Wolf Prize Laureate in Mathematics 2017
Affiliation at the time of the award:
Princeton University, USA
“for their striking contributions to analysis and geometry”.
Charles Fefferman (born in 1949) evidenced an affinity for mathematics at an early age. As a 9-year-old in suburban Maryland, his interest in science fiction and rocketry led to a study of physics, and with it the desire to master the mathematics necessary to understand the physics textbooks he read. At age 12, he was being tutored by professors at the University of Maryland, where he matriculated at 14. He graduated in 1966 at the age of 17 with bachelor’s degrees in both mathematics and physics, earned with the highest distinction, having already published a paper on symbolic logic.
Fefferman earned his doctorate in mathematics in 1969 at Princeton University, supervised by Elias M. Stein, for a thesis entitled Inequalities for Strongly Regular Convolution Operators. After serving as a lecturer at Princeton for the 1969-1970 academic year, he took a position at the University of Chicago; one year later, in 1971, he was promoted to full professor there, making him the youngest full professor in the United States. In 1973 Fefferman returned to Princeton as a full professor, and was appointed the Herbert E. Jones ’43 Professor. He served as Chair of the Mathematics Department from 1999 to 2002.
Fefferman has been a dominant figure in analysis in the last 40 years, having made dramatic advances in a number of major new directions. It is no exaggeration to say that he is the most influential analyst of his generation. His major achievements include:
- He revolutionized our understanding of fundamental parts or real analysis by proving the duality of BMO with Hardy space H¹, whose results nowadays have innumerable applications.
- Fefferman made the first major breakthroughs in the areas related to Bochner-Riesz summability and restriction theorems, in finding a counter-example for the disc multiplier, and proving the first important positive results in this area.
- Fefferman’s study of the Bergman kernel and mapping properties of strongly pseudo-convex domains is a landmark in the field of several complex variables and has also opened the way for important geometric consequences.
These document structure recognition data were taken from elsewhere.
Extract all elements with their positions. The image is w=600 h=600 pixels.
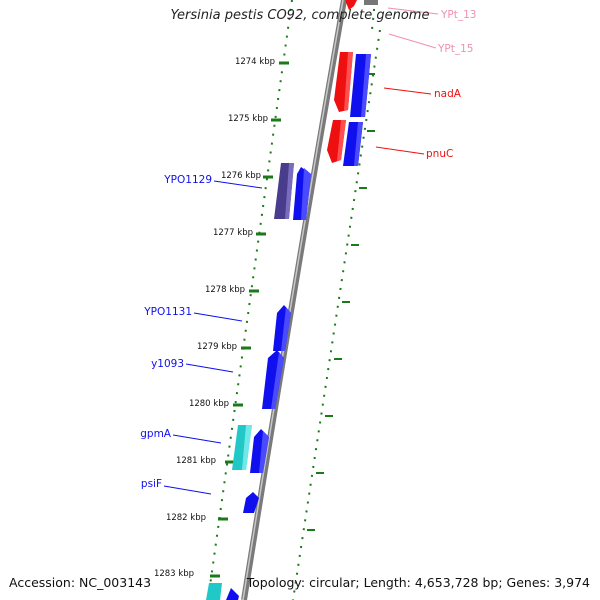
ruler-label: 1282 kbp <box>166 513 206 523</box>
gene-outer-blue-shade <box>354 122 363 166</box>
gene-forward-shade <box>259 431 269 473</box>
gene-gpma-shade <box>242 425 252 470</box>
leader-ypo1131 <box>193 312 243 322</box>
ruler-label: 1280 kbp <box>189 399 229 409</box>
label-ypt13[interactable]: YPt_13 <box>440 9 476 21</box>
label-ypo1131[interactable]: YPO1131 <box>143 306 192 318</box>
label-ypo1129[interactable]: YPO1129 <box>163 174 212 186</box>
gene-pnuc-shade <box>337 120 346 161</box>
gene-y1093-shade <box>271 352 284 409</box>
accession-text: Accession: NC_003143 <box>9 575 152 590</box>
leader-nada <box>383 87 432 95</box>
topology-text: Topology: circular; Length: 4,653,728 bp… <box>246 575 590 590</box>
inner-dotted-track <box>207 0 293 600</box>
ruler-label: 1277 kbp <box>213 228 253 238</box>
gene-outer-blue-shade <box>361 54 371 117</box>
leader-ypt13 <box>387 7 439 15</box>
gene-forward-shade <box>301 168 311 220</box>
label-gpma[interactable]: gpmA <box>140 428 172 440</box>
ruler-label: 1278 kbp <box>205 285 245 295</box>
leader-ypt15 <box>388 33 437 49</box>
gene-ypo1129-shade <box>285 163 294 219</box>
leader-ypo1129 <box>213 180 263 189</box>
leader-pnuc <box>375 146 425 155</box>
label-ypt15[interactable]: YPt_15 <box>437 43 473 55</box>
backbone <box>241 0 347 600</box>
gene-top-red[interactable] <box>345 0 357 10</box>
leader-gpma <box>172 434 222 444</box>
ruler-ticks <box>210 61 375 578</box>
leader-lines <box>163 7 439 495</box>
label-nada[interactable]: nadA <box>434 88 462 100</box>
leader-psif <box>163 485 212 495</box>
backbone-highlight <box>242 0 344 600</box>
ruler-label: 1276 kbp <box>221 171 261 181</box>
ruler-label: 1281 kbp <box>176 456 216 466</box>
map-title: Yersinia pestis CO92, complete genome <box>170 8 430 23</box>
label-psif[interactable]: psiF <box>141 478 162 490</box>
backbone-top-cap <box>364 0 378 5</box>
outer-dotted-track <box>292 29 381 600</box>
label-pnuc[interactable]: pnuC <box>426 148 453 160</box>
gene-bottom-blue[interactable] <box>226 588 239 600</box>
ruler-label: 1275 kbp <box>228 114 268 124</box>
gene-nada-shade <box>344 52 353 111</box>
leader-y1093 <box>185 363 234 373</box>
gene-features <box>206 0 371 600</box>
ruler-labels: 1274 kbp 1275 kbp 1276 kbp 1277 kbp 1278… <box>154 57 275 579</box>
gene-psif[interactable] <box>243 492 259 513</box>
gene-labels: YPO1129 YPO1131 y1093 gpmA psiF nadA pnu… <box>140 9 476 490</box>
ruler-label: 1279 kbp <box>197 342 237 352</box>
gene-ypo1131-shade <box>281 307 291 351</box>
gene-bottom-cyan[interactable] <box>206 583 222 600</box>
ruler-label: 1283 kbp <box>154 569 194 579</box>
label-y1093[interactable]: y1093 <box>151 358 184 370</box>
ruler-label: 1274 kbp <box>235 57 275 67</box>
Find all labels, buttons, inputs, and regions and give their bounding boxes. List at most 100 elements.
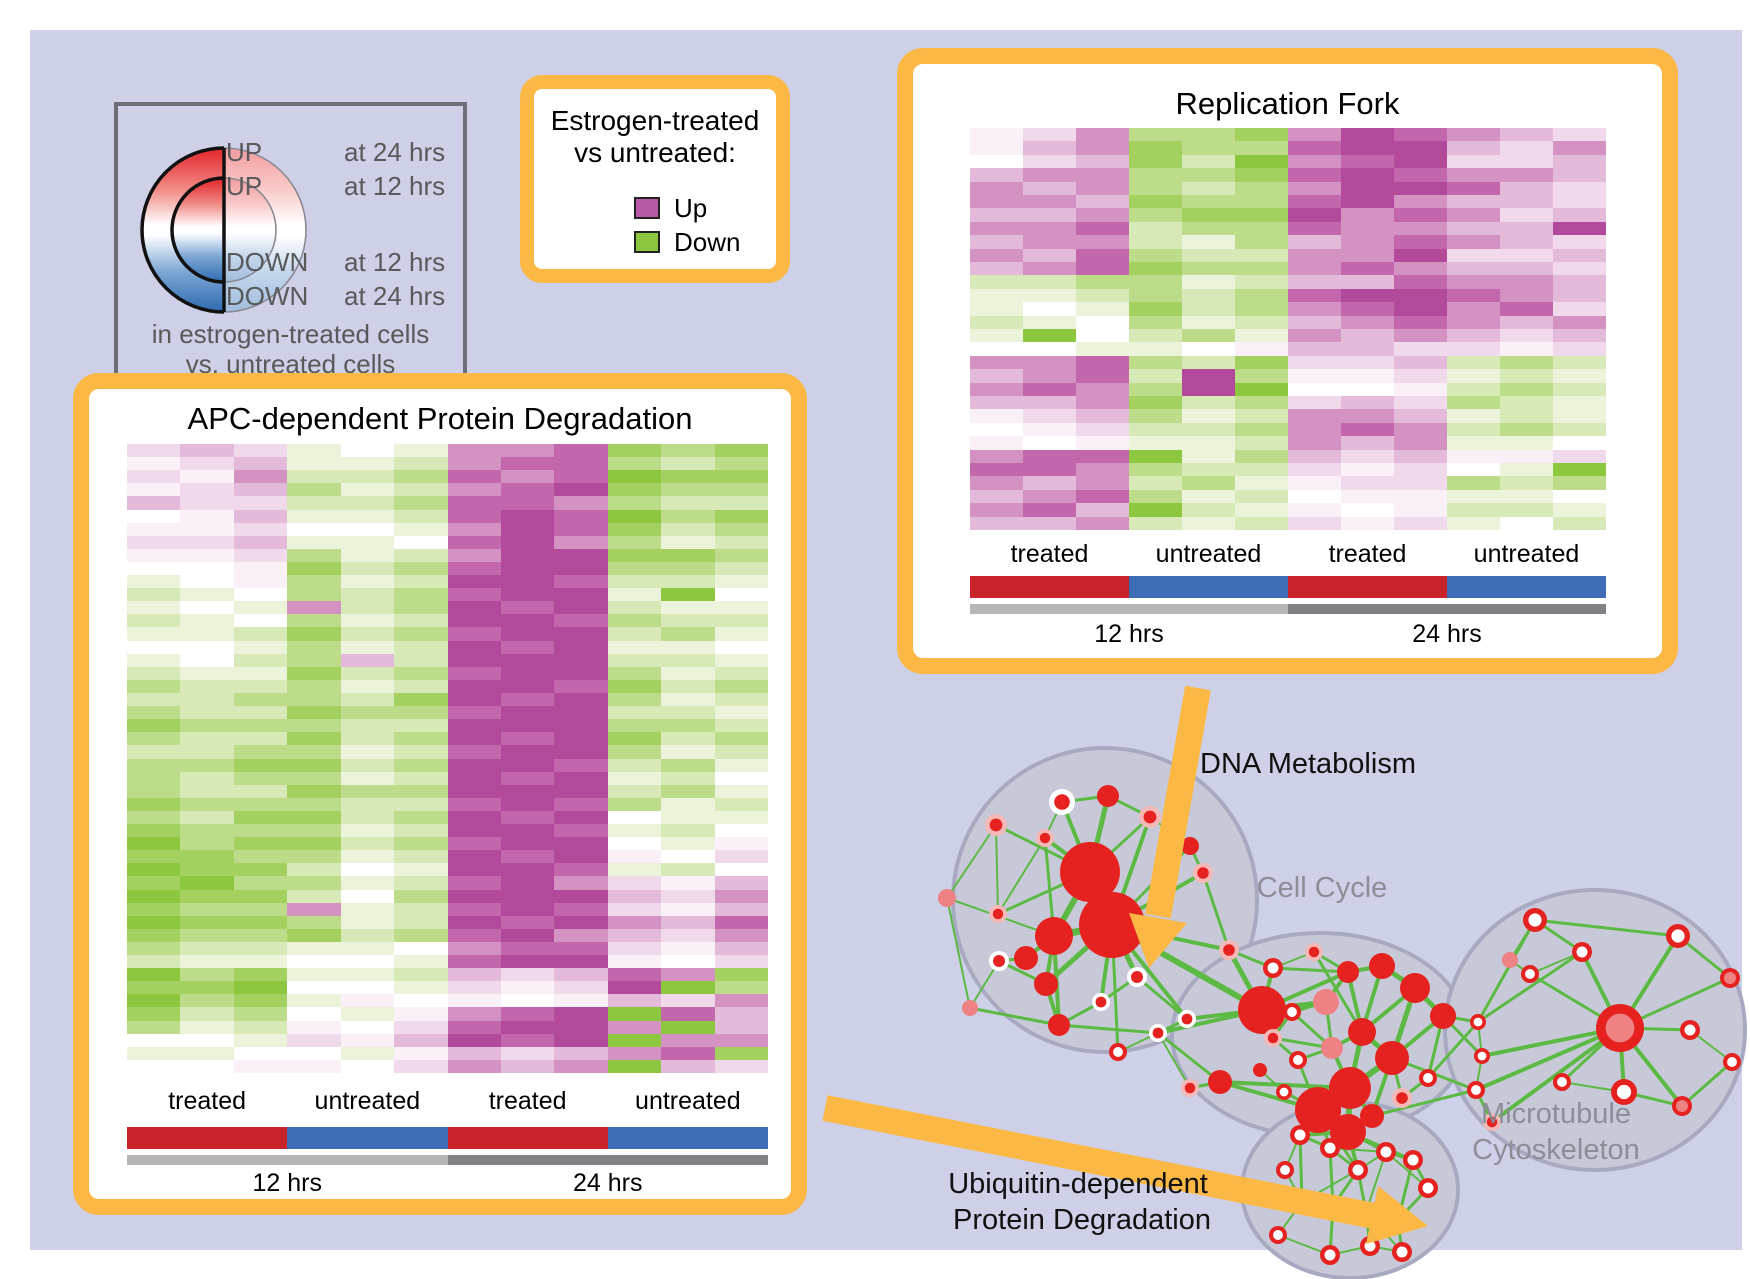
heatmap-cell: [447, 483, 501, 497]
heatmap-cell: [554, 719, 608, 733]
heatmap-cell: [447, 745, 501, 759]
heatmap-cell: [714, 771, 768, 785]
heatmap-cell: [394, 1007, 448, 1021]
heatmap-cell: [287, 758, 341, 772]
gene-node: [1181, 837, 1199, 855]
heatmap-cell: [180, 745, 234, 759]
heatmap-cell: [1553, 328, 1606, 343]
heatmap-cell: [500, 876, 555, 890]
gene-node: [1486, 1116, 1498, 1128]
heatmap-cell: [1235, 288, 1288, 303]
condition-label: treated: [168, 1087, 247, 1115]
heatmap-cell: [287, 902, 341, 916]
heatmap-cell: [1288, 315, 1341, 329]
gene-node: [1034, 972, 1058, 996]
heatmap-cell: [180, 928, 234, 942]
heatmap-cell: [1288, 369, 1341, 383]
heatmap-cell: [607, 745, 662, 759]
heatmap-cell: [340, 1020, 395, 1034]
condition-label: untreated: [1473, 540, 1580, 568]
heatmap-cell: [554, 941, 608, 956]
heatmap-cell: [1394, 194, 1447, 209]
heatmap-cell: [1500, 409, 1553, 423]
heatmap-cell: [661, 653, 715, 667]
network-cluster-label: Microtubule: [1481, 1098, 1631, 1130]
apc-condition-labels: treated untreated treated untreated: [127, 1087, 768, 1117]
heatmap-cell: [1500, 369, 1553, 383]
heatmap-cell: [127, 561, 181, 576]
heatmap-cell: [1182, 275, 1235, 289]
heatmap-cell: [1182, 168, 1235, 182]
ring-legend-up-outer: UP: [226, 137, 263, 167]
heatmap-cell: [1288, 194, 1341, 209]
heatmap-cell: [554, 1046, 608, 1060]
heatmap-cell: [233, 941, 288, 956]
heatmap-cell: [1447, 382, 1500, 396]
heatmap-cell: [1023, 422, 1076, 437]
heatmap-cell: [1447, 436, 1500, 450]
ring-legend-box: UP at 24 hrs UP at 12 hrs DOWN at 12 hrs…: [114, 102, 467, 383]
heatmap-cell: [180, 850, 234, 864]
heatmap-cell: [1500, 328, 1553, 343]
heatmap-cell: [714, 509, 768, 523]
heatmap-cell: [1129, 395, 1182, 410]
heatmap-cell: [500, 994, 555, 1008]
heatmap-cell: [1447, 489, 1500, 504]
heatmap-cell: [1076, 181, 1129, 195]
gene-node: [1324, 1249, 1336, 1261]
heatmap-cell: [233, 692, 288, 707]
heatmap-cell: [970, 128, 1023, 142]
heatmap-cell: [607, 928, 662, 942]
heatmap-cell: [1182, 288, 1235, 303]
heatmap-cell: [127, 863, 181, 877]
heatmap-cell: [554, 902, 608, 916]
heatmap-cell: [233, 771, 288, 785]
heatmap-cell: [1447, 221, 1500, 236]
heatmap-cell: [1076, 409, 1129, 423]
heatmap-cell: [1553, 275, 1606, 289]
heatmap-cell: [340, 758, 395, 772]
gene-node: [1369, 953, 1395, 979]
network-cluster-label: Protein Degradation: [953, 1204, 1211, 1236]
heatmap-cell: [554, 575, 608, 589]
heatmap-cell: [1288, 154, 1341, 169]
gene-node: [1616, 1084, 1632, 1100]
heatmap-cell: [233, 483, 288, 497]
heatmap-cell: [1288, 382, 1341, 396]
heatmap-cell: [500, 1007, 555, 1021]
heatmap-cell: [661, 1033, 715, 1047]
heatmap-cell: [233, 535, 288, 549]
heatmap-cell: [1182, 235, 1235, 249]
heatmap-cell: [500, 509, 555, 523]
heatmap-cell: [1182, 355, 1235, 370]
heatmap-cell: [714, 496, 768, 510]
heatmap-cell: [500, 902, 555, 916]
gene-node: [1360, 1104, 1384, 1128]
gene-node: [1152, 1027, 1164, 1039]
heatmap-cell: [1288, 248, 1341, 262]
heatmap-cell: [1182, 221, 1235, 236]
heatmap-cell: [447, 902, 501, 916]
heatmap-cell: [1182, 382, 1235, 396]
condition-label: treated: [488, 1087, 567, 1115]
heatmap-cell: [287, 666, 341, 680]
apc-time-labels: 12 hrs 24 hrs: [127, 1169, 768, 1199]
gene-node: [992, 908, 1004, 920]
condition-label: untreated: [635, 1087, 741, 1115]
heatmap-cell: [180, 771, 234, 785]
gene-node: [962, 1000, 978, 1016]
heatmap-cell: [127, 1046, 181, 1060]
heatmap-cell: [127, 496, 181, 510]
heatmap-cell: [340, 902, 395, 916]
apc-heatmap: [127, 444, 768, 1073]
heatmap-cell: [1500, 154, 1553, 169]
heatmap-cell: [394, 1046, 448, 1060]
gene-node: [1407, 1154, 1419, 1166]
condition-bar-segment: [447, 1127, 608, 1149]
heatmap-cell: [1341, 248, 1394, 262]
heatmap-cell: [714, 470, 768, 484]
heatmap-cell: [970, 261, 1023, 276]
heatmap-cell: [340, 1033, 395, 1047]
heatmap-cell: [714, 457, 768, 471]
heatmap-cell: [554, 601, 608, 615]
- Fefferman obtained among the best results in the theory of pseudo-differential operators in the last 40 years:
- Resolving with Beals a fundamental open problem of local stability.
- Obtaining with Phong the optimal results for positive operators and sharp Garding inequalities.
- Achieving the decisive results for second-order non-negative sub-elliptic operators.
- In the last ten years he has obtained dramatic breakthroughs and important generalizations in the area of the Whitney extension problem. This fundamental work is contained in a series of works beginning with five papers in the Annals of Mathematics from 2005 to 2009, and including more recently collaborations with B. Klartag, A. Israel, and K. Luli. It deals with the general problem of given a set E in Rn and a function f0 on E, when (and how) does it extend to a function f on Rn that belongs to a given Banach space X of “smooth” functions (e.g. when X = Ck).
Charles Fefferman is awarded the Wolf Prize for making major contributions to several fields, including several complex variables, partial differential equations and subelliptic problems. He introduced new fundamental techniques into harmonic analysis and explored their application to a wide range of fields including fluid dynamics, spectral geometry and mathematical physics. This had a major impact on regularity questions for classical equations such as the Navier-Stokes equation and the Euler equation. He solved major problems related to the fine structure of solutions to partial differential equations.